HOW QUICKLY WE FORGET,

 
IF WE EVER KNEW,
WHY WOMEN SHOULD VOTE

 

This is the story of our Grandmothers and Great-grandmothers; they lived only 90 years ago.

Peacefull Protest

Peacefull Protest

Remember, it was not until 1920 that women were granted the right to go to the polls and vote.  

The women were innocent and defenseless, but they were jailed nonetheless for picketing the White House, carrying signs asking for the vote. 

And by the end of the night, they were barely alive. Forty prison guards wielding clubs and their warden’s blessing went on a rampage against the 33 women wrongly convicted of ‘obstructing sidewalk traffic.’ 

They beat Lucy Burns, chained her hands to the cell bars above her head and left her hanging for the night, bleeding and gasping for air.

They hurled Dora Lewis into a dark cell, smashed her head against an iron bed and knocked her out cold. Her cellmate, Alice Cosu, thought Lewis was dead and suffered a heart attack. Additional affidavits describe the guards grabbing, dragging, beating, choking, slamming, pinching, twisting and kicking the women.

Thus unfolded the ‘Night of Terror’ on Nov. 15, 1917, when the warden at the Occoquan Workhouse in Virginia ordered his guards to teach a lesson to the suffragists imprisoned there because they dared to picket Woodrow Wilson’s White House for the right to vote. For weeks, the women’s only water came from an open pail. Their food–all of it colorless slop–was infested with worms.

When one of the leaders, Alice Paul, embarked on a hunger strike, they tied her to a chair, forced a tube down her throat and poured liquid into her until she vomited. She was tortured like this for weeks until word was smuggled out to the press.

So, refresh my memory. Some women won’t vote this year because- -why, exactly? We have carpool duties? We have to get to work? Our vote doesn’t matter? It’s raining? Check out HBO’s new movie ‘Iron Jawed Angels.’ It is a graphic depiction of the battle these women waged so that I could pull the curtain at the polling booth and have my say.

For some women, the actual act of voting has become less personal, more rote. For them, voting can often feel more like an obligation than a privilege. Sometimes it is inconvenient. What would those women think of the way I use, or don’t use, my right to vote? All of us take it for granted now, not just younger women, but those of us who did seek to learn.’ The right to vote, has become valuable ‘all over again.’

HBO released the movie on video and DVD. All history, social studies and government teachers should include the movie in their curriculum.  It should be shown on Bunco night, too, and anywhere else women gather.

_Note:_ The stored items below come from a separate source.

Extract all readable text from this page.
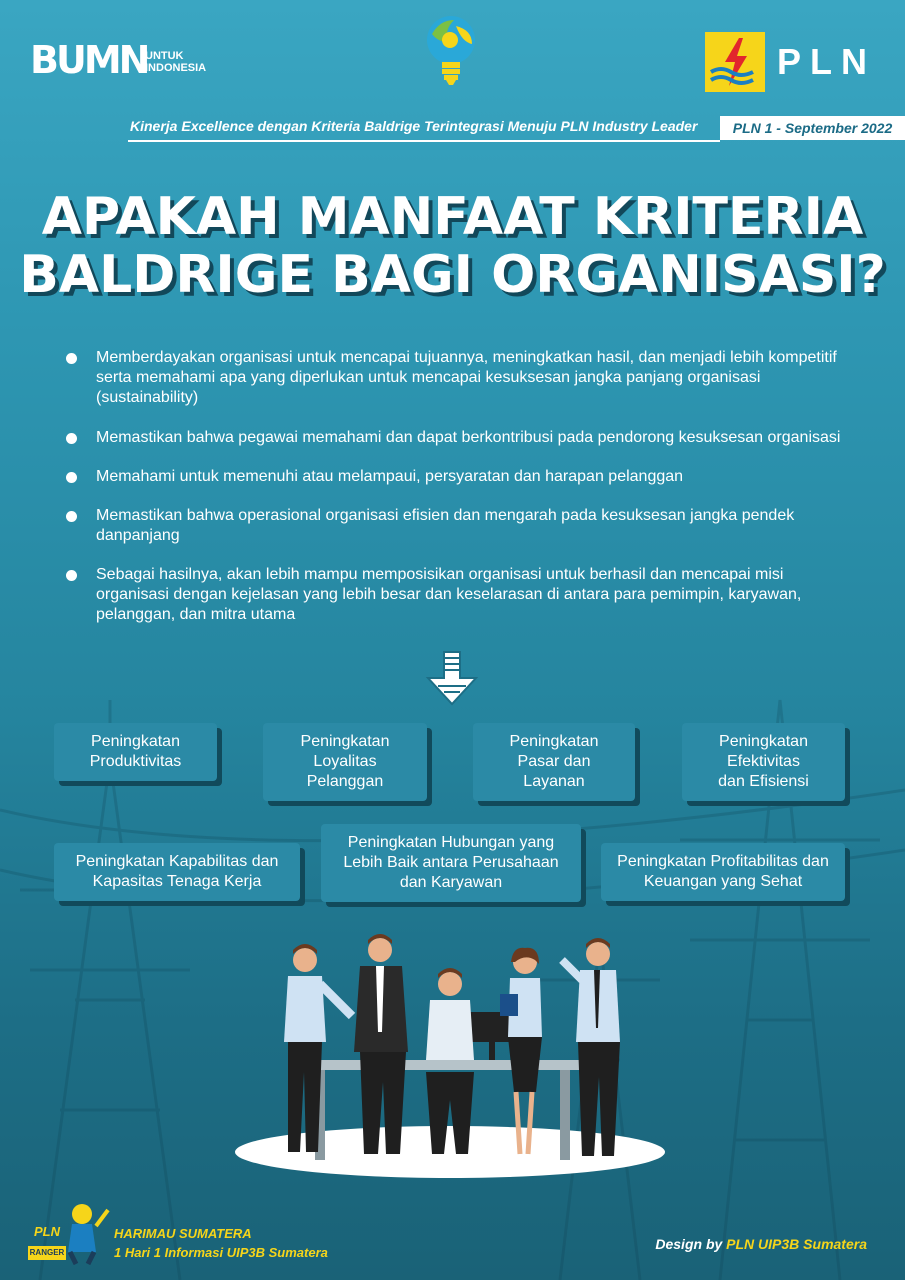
BUMN
UNTUK
INDONESIA	PLN
Kinerja Excellence dengan Kriteria Baldrige Terintegrasi Menuju PLN Industry Leader	PLN 1 - September 2022
APAKAH MANFAAT KRITERIA
BALDRIGE BAGI ORGANISASI?
Memberdayakan organisasi untuk mencapai tujuannya, meningkatkan hasil, dan menjadi lebih kompetitif serta memahami apa yang diperlukan untuk mencapai kesuksesan jangka panjang organisasi (sustainability)
Memastikan bahwa pegawai memahami dan dapat berkontribusi pada pendorong kesuksesan organisasi
Memahami untuk memenuhi atau melampaui, persyaratan dan harapan pelanggan
Memastikan bahwa operasional organisasi efisien dan mengarah pada kesuksesan jangka pendek danpanjang
Sebagai hasilnya, akan lebih mampu memposisikan organisasi untuk berhasil dan mencapai misi organisasi dengan kejelasan yang lebih besar dan keselarasan di antara para pemimpin, karyawan, pelanggan, dan mitra utama
Peningkatan
Produktivitas
Peningkatan
Loyalitas
Pelanggan
Peningkatan
Pasar dan
Layanan
Peningkatan
Efektivitas
dan Efisiensi
Peningkatan Kapabilitas dan
Kapasitas Tenaga Kerja
Peningkatan Hubungan yang
Lebih Baik antara Perusahaan
dan Karyawan
Peningkatan Profitabilitas dan
Keuangan yang Sehat
PLN
RANGER
HARIMAU SUMATERA
1 Hari 1 Informasi UIP3B Sumatera
Design by PLN UIP3B Sumatera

This isn’t our usual idea of socializing, but we are not voting in the numbers that we should be, and maybe a little shock therapy is in order.

It is jarring to watch Woodrow Wilson and his cronies try to persuade a psychiatrist to declare Alice Paul insane so that she could be permanently institutionalized. And it is inspiring to watch the doctor refuse. Alice Paul was strong, he said, and brave. That didn’t make her crazy. The doctor admonished the men: ‘Courage in women is often mistaken for insanity.’

Please, if you are so inclined, pass this on to all the women you know. We need to get out and vote and use this right that was fought so hard for by these very courageous women. Whether you vote democratic, republican or independent
party – remember to vote.  History is being made.